In 1838, after his commission as second lieutenant in the U.S. Army Corps of Engineers, John Charles Fremont worked as a surveyor in the mountains of Carolina, and joined French explorer Joseph Nicolas Nicollet on an expedition that mapped the region between the upper Mississippi and Missouri rivers. In 1841, he commanded a U. S. Topographical Corps (later the U. S. Army Corps of Engineers) survey of the Des Moines River in Iowa. Between 1842 and 1845 Fremont led three surveys of Oregon Territory where he met frontiersman Kit Carson, who became the guide for his expeditions.
During his first western expedition in 1842, he explored the Kansas and Platte rivers, charted the location of South Pass, Wyoming, and climbed Fremont Peak in the Wind River Mountains. In 1843, on his second western expedition, he explored the Medicine Bow Mountains of southern Wyoming, and was unsuccessful in his search for an alternate east-west route through the Rocky Mountains. He continued on to explore the Great Salt Lake, and the eastern Cascades to Pyramid Lake, Nevada.
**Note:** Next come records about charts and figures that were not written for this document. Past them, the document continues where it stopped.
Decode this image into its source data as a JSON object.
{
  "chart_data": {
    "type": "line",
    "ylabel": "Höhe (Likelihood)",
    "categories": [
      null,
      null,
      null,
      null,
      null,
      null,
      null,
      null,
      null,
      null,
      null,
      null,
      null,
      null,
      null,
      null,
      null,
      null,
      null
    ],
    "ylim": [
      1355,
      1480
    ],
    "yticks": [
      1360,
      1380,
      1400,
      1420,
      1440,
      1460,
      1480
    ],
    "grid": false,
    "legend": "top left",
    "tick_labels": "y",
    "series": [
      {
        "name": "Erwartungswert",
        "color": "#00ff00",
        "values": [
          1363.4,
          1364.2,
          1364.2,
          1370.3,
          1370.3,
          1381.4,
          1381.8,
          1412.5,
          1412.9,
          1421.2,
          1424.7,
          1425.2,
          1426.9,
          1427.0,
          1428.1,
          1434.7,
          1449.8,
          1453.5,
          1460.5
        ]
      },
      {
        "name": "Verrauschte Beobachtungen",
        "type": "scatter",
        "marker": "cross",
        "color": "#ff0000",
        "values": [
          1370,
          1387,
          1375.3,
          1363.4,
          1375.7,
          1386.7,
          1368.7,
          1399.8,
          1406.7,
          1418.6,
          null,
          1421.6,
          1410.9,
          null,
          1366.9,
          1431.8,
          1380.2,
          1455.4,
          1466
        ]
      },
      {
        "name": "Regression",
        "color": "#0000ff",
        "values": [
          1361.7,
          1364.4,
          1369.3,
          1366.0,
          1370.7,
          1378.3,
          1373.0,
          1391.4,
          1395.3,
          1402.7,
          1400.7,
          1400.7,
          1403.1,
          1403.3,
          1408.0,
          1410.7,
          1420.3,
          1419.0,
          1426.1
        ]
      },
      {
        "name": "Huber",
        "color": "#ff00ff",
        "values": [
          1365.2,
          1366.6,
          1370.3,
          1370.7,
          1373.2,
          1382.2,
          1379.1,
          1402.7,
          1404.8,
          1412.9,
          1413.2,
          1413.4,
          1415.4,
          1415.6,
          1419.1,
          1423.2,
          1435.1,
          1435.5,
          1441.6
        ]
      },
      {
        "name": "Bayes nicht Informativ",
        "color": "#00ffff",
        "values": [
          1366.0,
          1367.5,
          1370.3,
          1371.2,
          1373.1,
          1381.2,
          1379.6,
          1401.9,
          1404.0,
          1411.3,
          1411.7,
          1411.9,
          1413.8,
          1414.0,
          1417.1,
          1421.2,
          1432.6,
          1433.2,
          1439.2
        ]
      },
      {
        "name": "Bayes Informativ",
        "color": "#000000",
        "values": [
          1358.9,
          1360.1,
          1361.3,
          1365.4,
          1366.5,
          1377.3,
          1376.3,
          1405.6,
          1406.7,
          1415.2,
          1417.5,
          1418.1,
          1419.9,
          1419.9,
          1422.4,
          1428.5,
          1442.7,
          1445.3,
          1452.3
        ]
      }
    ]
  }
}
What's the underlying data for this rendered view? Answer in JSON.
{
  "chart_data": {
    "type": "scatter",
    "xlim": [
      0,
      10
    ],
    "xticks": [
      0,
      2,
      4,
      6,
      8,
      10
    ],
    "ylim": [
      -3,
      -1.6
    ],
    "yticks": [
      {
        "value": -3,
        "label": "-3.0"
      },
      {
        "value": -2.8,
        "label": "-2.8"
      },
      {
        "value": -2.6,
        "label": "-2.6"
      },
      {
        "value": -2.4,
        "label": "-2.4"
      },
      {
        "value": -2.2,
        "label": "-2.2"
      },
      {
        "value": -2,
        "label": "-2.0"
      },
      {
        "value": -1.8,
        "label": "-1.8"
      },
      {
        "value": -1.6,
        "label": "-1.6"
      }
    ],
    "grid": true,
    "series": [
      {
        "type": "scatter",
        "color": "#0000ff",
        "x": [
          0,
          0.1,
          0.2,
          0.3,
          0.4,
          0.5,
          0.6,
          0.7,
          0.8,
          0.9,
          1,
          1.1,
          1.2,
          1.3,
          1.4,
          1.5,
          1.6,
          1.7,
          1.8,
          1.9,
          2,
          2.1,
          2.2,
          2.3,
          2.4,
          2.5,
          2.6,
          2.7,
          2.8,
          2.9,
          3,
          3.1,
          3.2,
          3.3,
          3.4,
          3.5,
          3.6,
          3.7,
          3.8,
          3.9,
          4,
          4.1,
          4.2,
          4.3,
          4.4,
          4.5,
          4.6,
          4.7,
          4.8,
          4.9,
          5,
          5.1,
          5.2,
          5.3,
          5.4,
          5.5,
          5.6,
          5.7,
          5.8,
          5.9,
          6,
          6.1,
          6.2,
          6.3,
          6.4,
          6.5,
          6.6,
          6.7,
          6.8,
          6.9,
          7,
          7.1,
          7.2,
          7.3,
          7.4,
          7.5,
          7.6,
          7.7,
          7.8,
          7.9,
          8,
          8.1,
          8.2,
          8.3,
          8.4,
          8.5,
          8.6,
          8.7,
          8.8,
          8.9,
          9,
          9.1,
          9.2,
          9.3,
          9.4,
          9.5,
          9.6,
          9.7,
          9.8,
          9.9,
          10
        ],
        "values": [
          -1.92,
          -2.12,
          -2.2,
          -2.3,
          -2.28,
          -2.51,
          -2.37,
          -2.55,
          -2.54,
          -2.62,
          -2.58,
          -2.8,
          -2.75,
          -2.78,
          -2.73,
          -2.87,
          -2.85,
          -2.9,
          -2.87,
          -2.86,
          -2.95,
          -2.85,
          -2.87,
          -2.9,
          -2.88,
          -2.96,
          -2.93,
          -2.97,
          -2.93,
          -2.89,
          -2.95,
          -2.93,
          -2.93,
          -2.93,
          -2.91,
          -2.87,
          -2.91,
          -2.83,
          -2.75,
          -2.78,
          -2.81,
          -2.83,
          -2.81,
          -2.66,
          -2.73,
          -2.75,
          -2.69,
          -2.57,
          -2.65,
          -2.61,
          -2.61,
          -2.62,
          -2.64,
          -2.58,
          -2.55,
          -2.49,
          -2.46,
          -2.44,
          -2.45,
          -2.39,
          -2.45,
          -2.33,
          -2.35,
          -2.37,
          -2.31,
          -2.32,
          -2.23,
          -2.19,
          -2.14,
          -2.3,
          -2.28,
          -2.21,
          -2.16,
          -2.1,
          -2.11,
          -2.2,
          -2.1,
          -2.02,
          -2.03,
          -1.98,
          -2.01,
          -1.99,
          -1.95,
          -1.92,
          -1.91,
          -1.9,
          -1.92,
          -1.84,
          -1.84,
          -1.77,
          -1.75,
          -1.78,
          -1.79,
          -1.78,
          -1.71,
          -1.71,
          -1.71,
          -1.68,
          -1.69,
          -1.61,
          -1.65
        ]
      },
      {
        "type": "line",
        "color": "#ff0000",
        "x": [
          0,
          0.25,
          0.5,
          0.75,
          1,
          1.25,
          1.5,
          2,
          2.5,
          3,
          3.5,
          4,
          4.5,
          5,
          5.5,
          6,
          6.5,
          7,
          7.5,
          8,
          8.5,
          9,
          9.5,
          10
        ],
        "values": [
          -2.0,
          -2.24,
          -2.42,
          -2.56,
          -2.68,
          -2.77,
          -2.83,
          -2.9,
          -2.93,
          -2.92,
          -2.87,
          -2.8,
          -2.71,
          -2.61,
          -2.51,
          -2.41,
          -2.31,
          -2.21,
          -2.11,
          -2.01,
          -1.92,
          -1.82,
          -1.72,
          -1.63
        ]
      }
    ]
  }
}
This expedition lasted into 1844, exploring Utah’s Great Basin, the Wasatch and Uinta mountains, as well as Utah Lake, and locating Muddy Pass through the middle Rockies and charting the Great Basin.
Fremont's third western expedition, in 1845-47, crossed the Great Basin to Walker Lake, and the Sierra Nevada into Northern California. After exploring Klamath Lake, he returned to California to take part in the Mexican-American War of 1846-48. Following the war, he undertook his fourth western expedition, seeking a route to the upper Rio Grande River through Sangre de Cristo and the San Juan Mountains of northern New Mexico.
In 1850, Fremont was elected as one of the first two senators from the state of California, but by 1853 he was on his fifth expedition, returning to the Wasatch Mountains and the Sierra Nevada scouting for a proposed railroad through northern Utah.
Fremont was the first presidential candidate chosen by the newly formed Republican Party during the election of 1856, but he was defeated by Democrat James Buchanan. In 1864, he was again a presidential nominee, but he withdrew in favor of incumbent President Abraham Lincoln. He also served as the territorial governor of Arizona from 1878 to 1883.
Fremont's expeditions and maps made possible the great migration of settlers to the American west. The Oregon Trail would have been an unknown passage if it weren't for his surveying and mapping. Indeed, western settlement would have proceeded far differently if it weren't for Fremont and his intrepid explorations.